Angelo Murphy, Bhargava Yash, Kierzek Elzbieta, Kierzek Ryszard, Hayes Ryan L, Zhang Wen, Vilseck Jonah Z, Aoki Scott Takeo
Department of Biochemistry and Molecular Biology, Indiana University School of Medicine, Indianapolis, IN 46202, USA.
Institute of Bioorganic Chemistry, Polish Academy of Sciences, Poznan 61-704, Poland.
bioRxiv. 2024 Dec 11:2024.12.10.627848. doi: 10.1101/2024.12.10.627848.

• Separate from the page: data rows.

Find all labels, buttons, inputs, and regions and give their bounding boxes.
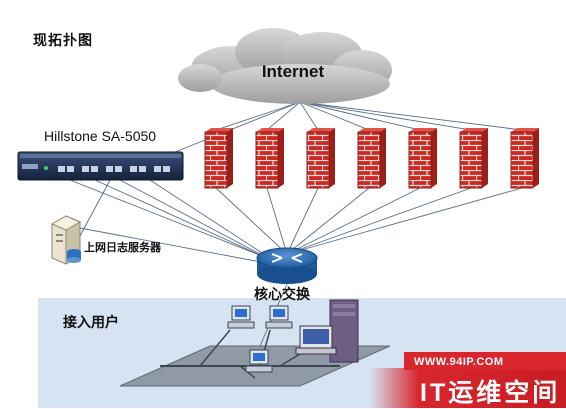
internet-label: Internet	[261, 62, 325, 81]
watermark-name: IT运维空间	[420, 379, 561, 407]
user-zone-label: 接入用户	[63, 314, 119, 330]
firewall-group	[204, 128, 539, 189]
firewall-icon	[204, 128, 233, 189]
core-switch-icon	[256, 247, 318, 284]
hillstone-device	[17, 151, 184, 181]
firewall-icon	[255, 128, 284, 189]
watermark-banner	[370, 352, 566, 408]
firewall-icon	[357, 128, 386, 189]
firewall-icon	[459, 128, 488, 189]
user-workstation	[295, 299, 359, 363]
firewall-icon	[408, 128, 437, 189]
user-pc-1	[227, 305, 255, 329]
log-server	[50, 215, 82, 265]
core-switch-label: 核心交换	[254, 286, 310, 302]
watermark-url: WWW.94IP.COM	[414, 356, 504, 368]
internet-cloud	[178, 28, 392, 104]
firewall-icon	[306, 128, 335, 189]
firewall-icon	[510, 128, 539, 189]
user-pc-2	[265, 305, 293, 329]
log-server-label: 上网日志服务器	[84, 242, 161, 254]
diagram-title: 现拓扑图	[33, 32, 93, 48]
device-label: Hillstone SA-5050	[44, 128, 157, 144]
user-pc-3	[245, 349, 273, 373]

RNA-binding proteins shape biology through their widespread functions in RNA biochemistry. Their function requires the recognition of specific RNA motifs for targeted binding. These RNA binding elements can be composed of both unmodified and chemically modified RNAs, of which over 170 chemical modifications have been identified in biology. Unmodified RNA sequence preferences for RNA-binding proteins have been widely studied, with numerous methods available to identify their preferred sequence motifs. However, only a few techniques can detect preferred RNA modifications, and no current method can comprehensively screen the vast array of hundreds of natural RNA modifications. Prior work demonstrated that λ-dynamics is an accurate in silico method to predict RNA base binding preferences of an RNA-binding antibody. This work extends that effort by using λ-dynamics to predict unmodified and modified RNA binding preferences of human Pumilio, a prototypical RNA binding protein. A library of RNA modifications was screened at eight nucleotide positions along the RNA to identify modifications predicted to affect Pumilio binding. Computed binding affinities were compared with experimental data to reveal high predictive accuracy. In silico force field accuracies were also evaluated between CHARMM and Amber RNA force fields to determine the best parameter set to use in binding calculations. This work demonstrates that λ-dynamics can predict RNA interactions to a bona fide RNA-binding protein without the requirements of chemical reagents or new methods to experimentally test binding at the bench. Advancing in silico methods like λ-dynamics will unlock new frontiers in understanding how RNA modifications shape RNA biochemistry.
RNA结合蛋白通过其在RNA生物化学中的广泛功能塑造生物学过程。它们的功能需要识别特定的RNA基序以进行靶向结合。这些RNA结合元件可以由未修饰的和化学修饰的RNA组成,其中在生物学中已鉴定出超过170种化学修饰。RNA结合蛋白对未修饰RNA序列的偏好已得到广泛研究,有多种方法可用于识别它们偏好的序列基序。然而,只有少数技术能够检测偏好的RNA修饰,目前还没有方法可以全面筛选数百种天然RNA修饰的庞大阵列。先前的工作表明,λ动力学是一种准确的计算机模拟方法,可预测RNA结合抗体的RNA碱基结合偏好。这项工作通过使用λ动力学来预测典型RNA结合蛋白人类Pumilio对未修饰和修饰RNA的结合偏好,扩展了这一努力。在RNA上沿八个核苷酸位置筛选了一个RNA修饰文库,以识别预测会影响Pumilio结合的修饰。将计算出的结合亲和力与实验数据进行比较,以揭示高预测准确性。还评估了CHARMM和Amber RNA力场之间的计算机模拟力场准确性,以确定在结合计算中使用的最佳参数集。这项工作表明,λ动力学可以预测与真正的RNA结合蛋白的RNA相互作用,而无需化学试剂或新方法在实验台上测试结合。像λ动力学这样的计算机模拟方法的进步将为理解RNA修饰如何塑造RNA生物化学开辟新的前沿领域。